I can see the future - with a bionic eye Early days yet but "spots of light" is a great start for somebody that's blind.
posted by milkwood (7 comments total) 3 users marked this as a favorite
 
This is really cool. Thanks for posting it. A somewhat related article Synthetic synapse could take us one step closer to an artificial brain.

Researchers in Japan have shown that it's possible to mimic synaptic function with nanotechnology, a breakthrough that could result in not just artificial neural networks, but fixes for the human brain as well.

The day may be coming when failing synaptic systems could be patched with a device similar to this one, in which biological function is offloaded to a synthetic one.

This may be stretching it, I'm sure. To truly understand what is going on in the brain, and especially how consciousness works, I think we would have to get to the stage where a 'brain prosthesis' or artificial neural network could be interfaced to synapses in the brain.
posted by Golden Eternity at 6:49 PM on August 29, 2012


This is neat. I am so ready for the damned Tleilaxu eyes to become a thing.
posted by Coatlicue at 7:26 PM on August 29, 2012


It's not clear what the novelty here is. This kind of thing has been around for years. The ARGUS phase one trials started over a decade ago.
posted by mr_roboto at 8:02 PM on August 29, 2012


sio42: retinitis pigmentosa, according to the ABC report.

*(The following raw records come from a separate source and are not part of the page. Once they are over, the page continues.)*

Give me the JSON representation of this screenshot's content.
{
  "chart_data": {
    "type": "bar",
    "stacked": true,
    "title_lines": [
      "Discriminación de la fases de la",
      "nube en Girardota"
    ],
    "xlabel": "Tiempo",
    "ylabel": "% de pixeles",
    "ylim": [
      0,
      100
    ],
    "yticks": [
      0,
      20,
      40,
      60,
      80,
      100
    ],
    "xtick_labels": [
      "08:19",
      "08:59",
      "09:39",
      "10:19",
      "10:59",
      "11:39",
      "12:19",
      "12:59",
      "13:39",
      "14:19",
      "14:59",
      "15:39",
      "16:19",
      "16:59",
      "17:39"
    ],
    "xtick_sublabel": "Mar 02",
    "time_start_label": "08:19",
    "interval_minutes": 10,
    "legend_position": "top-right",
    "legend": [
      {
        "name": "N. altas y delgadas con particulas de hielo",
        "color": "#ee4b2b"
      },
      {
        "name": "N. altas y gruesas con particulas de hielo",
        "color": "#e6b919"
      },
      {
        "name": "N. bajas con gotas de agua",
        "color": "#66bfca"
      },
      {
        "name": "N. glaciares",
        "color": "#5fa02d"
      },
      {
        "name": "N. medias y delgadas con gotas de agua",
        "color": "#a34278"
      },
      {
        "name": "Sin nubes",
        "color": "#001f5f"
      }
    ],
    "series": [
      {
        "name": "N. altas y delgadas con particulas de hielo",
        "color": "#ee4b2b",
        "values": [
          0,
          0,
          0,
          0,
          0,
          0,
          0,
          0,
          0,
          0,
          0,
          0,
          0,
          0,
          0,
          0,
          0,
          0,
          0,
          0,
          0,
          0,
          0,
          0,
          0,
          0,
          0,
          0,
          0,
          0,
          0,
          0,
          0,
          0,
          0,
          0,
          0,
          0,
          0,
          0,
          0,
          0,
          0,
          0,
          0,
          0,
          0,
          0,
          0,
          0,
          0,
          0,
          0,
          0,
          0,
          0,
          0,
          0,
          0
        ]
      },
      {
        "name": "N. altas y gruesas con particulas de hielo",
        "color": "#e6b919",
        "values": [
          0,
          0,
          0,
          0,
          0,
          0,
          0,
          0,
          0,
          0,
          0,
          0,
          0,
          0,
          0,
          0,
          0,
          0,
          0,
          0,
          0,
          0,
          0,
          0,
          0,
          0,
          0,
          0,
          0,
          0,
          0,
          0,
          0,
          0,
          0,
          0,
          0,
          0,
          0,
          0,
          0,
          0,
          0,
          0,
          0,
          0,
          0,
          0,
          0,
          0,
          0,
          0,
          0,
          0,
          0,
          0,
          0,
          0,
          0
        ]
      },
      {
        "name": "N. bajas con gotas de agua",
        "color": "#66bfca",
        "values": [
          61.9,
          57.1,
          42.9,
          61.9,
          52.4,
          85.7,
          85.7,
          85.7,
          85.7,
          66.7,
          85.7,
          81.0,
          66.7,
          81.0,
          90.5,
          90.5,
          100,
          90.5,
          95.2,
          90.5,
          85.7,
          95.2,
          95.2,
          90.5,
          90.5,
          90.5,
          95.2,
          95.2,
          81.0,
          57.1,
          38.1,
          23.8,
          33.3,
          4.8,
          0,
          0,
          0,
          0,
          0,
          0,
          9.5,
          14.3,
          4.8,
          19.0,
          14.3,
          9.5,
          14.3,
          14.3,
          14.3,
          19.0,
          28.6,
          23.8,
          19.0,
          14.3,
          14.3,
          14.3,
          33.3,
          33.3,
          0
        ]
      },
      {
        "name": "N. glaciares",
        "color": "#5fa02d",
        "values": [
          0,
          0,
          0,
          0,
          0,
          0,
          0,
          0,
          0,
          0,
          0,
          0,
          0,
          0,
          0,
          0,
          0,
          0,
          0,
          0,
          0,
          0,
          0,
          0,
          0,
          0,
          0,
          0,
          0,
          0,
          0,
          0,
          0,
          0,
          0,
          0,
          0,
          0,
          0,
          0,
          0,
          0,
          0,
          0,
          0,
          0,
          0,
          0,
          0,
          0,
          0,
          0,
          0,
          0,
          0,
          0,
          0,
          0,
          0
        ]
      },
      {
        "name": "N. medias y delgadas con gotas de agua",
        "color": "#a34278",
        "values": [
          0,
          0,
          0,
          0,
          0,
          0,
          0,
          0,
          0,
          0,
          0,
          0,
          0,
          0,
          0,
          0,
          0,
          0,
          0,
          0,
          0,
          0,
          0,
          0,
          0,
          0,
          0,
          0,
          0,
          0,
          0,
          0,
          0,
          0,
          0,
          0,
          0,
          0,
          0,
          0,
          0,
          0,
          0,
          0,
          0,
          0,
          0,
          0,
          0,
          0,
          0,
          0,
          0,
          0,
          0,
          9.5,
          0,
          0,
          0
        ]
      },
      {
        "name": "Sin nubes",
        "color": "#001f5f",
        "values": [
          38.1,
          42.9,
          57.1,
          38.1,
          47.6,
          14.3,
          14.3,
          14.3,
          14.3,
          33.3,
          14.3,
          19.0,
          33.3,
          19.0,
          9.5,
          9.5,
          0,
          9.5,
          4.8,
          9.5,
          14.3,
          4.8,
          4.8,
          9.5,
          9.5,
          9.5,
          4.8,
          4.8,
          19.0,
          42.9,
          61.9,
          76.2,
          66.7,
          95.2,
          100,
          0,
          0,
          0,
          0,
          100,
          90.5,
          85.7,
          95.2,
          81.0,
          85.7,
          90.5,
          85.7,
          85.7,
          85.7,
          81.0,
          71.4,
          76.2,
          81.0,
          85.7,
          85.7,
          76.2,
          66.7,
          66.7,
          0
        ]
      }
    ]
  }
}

mr_roboto: again, according to the ABC report, this one differs because the implant is positioned behind the retina, not in front of or in the surface of the retina.
posted by Pinback at 9:14 PM on August 29, 2012


so, is the "bionic eye" the headgear she's wearing?
posted by luvcraft at 10:58 PM on August 29, 2012


I remember reading (a decade or so ago) about another bionic vision prosthesis that was a wearable video glasses apparatus for a guy who had straight lost both his eyes, and the video fed through a cable that connected to a port drilled into his temple or something. The guy had lost his eyes in two seperate industrial accidents, as I recall. And the trials were being done in Greenland, or Iceland maybe? I think the article was in Wired, and it might have been a heap of nonsense or just a dream I had. Is any of this ringing a bell with anyone?
posted by FatherDagon at 10:22 AM on August 30, 2012


Not sure about that. I have seen stuff on Intra-Cortical Visual Prosthesis, but I don't think they've been tested yet. This one is a computer chip implanted in the visual cortex that communicates and receives power through an RF link. Again, it doesn't seem like they expect it to do much yet, except activate some spots or primitive shapes in the previously blind patients visual field.